The stability of the mutant STAT5b was evaluated by expressing the protein in a COS-7-cell expression system, stimulated by interferon-γ, a potent stimulus of both STAT5a and STAT5b phosphorylation . These studies demonstrated that the mutant A630P STAT5b could be stably expressed under such circumstances, but still could not be phosphorylated in response to either GH or interferon-γ. It is presumed that the mutation disturbs the functionality of the SH2 domain, potentially affecting phosphorylation and/or dimerization of STAT5b, and disrupting normal transcriptional regulation of IGF-I (see Fig. 1).

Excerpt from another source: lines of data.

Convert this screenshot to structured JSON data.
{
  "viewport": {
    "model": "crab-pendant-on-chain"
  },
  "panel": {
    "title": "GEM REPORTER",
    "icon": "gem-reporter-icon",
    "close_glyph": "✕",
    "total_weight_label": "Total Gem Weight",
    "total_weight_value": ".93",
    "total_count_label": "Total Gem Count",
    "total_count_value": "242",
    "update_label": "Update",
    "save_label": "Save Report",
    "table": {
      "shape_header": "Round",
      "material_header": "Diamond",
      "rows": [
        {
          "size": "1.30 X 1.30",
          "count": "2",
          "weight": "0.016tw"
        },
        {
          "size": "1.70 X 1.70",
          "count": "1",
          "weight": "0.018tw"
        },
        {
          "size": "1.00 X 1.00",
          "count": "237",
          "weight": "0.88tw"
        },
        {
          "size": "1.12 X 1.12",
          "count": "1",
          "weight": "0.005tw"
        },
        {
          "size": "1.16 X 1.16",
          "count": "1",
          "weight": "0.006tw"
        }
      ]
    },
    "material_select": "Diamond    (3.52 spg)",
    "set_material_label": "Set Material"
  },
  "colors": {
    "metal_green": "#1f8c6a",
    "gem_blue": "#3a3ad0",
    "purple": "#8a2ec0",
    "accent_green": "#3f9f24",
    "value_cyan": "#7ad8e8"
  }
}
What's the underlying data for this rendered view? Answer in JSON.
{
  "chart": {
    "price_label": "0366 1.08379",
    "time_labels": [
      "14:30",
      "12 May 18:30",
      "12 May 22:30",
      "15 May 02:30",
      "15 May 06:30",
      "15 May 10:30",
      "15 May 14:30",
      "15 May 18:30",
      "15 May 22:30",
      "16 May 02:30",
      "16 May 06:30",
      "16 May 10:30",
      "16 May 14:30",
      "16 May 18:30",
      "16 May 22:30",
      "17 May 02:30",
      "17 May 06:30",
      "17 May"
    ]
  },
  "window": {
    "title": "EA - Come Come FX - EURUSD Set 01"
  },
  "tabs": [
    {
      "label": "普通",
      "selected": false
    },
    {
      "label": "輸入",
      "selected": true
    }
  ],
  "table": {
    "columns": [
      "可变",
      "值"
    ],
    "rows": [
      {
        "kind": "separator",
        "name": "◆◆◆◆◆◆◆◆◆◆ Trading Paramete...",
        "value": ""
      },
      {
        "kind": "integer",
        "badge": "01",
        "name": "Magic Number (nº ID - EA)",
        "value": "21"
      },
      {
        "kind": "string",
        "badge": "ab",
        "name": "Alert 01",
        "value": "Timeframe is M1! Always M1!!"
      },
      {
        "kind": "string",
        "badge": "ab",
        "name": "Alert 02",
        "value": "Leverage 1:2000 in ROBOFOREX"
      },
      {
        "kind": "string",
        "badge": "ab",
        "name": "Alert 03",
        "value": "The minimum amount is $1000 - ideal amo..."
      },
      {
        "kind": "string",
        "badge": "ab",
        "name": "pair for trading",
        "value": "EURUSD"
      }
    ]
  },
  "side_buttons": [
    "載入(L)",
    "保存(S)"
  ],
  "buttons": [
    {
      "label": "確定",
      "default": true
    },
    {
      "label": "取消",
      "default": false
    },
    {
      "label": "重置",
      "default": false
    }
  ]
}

Interestingly, the identification of this novel mutation of the STAT5b gene results in the characterization of two new disease states: 1) GHI and primary IGFD ensuing from disruption of the GH signaling cascade; and 2) a new primary immunodeficiency disorder, presumably representing defective signaling of critical cytokine receptors. Of note is the fact that this female patient exhibited both severe growth retardation and IGF deficiency, thereby differentiating the human situation from the gender dimorphism characteristic of STAT5b and growth in rodents [8, 12]. It is to be anticipated that evaluation of related cases, such as growth failure and IGFD in the face of normal GH secretion, or the combination of immunodeficiency and short stature, will lead to the unmasking of additional defects of the GH signaling cascade [15, 16].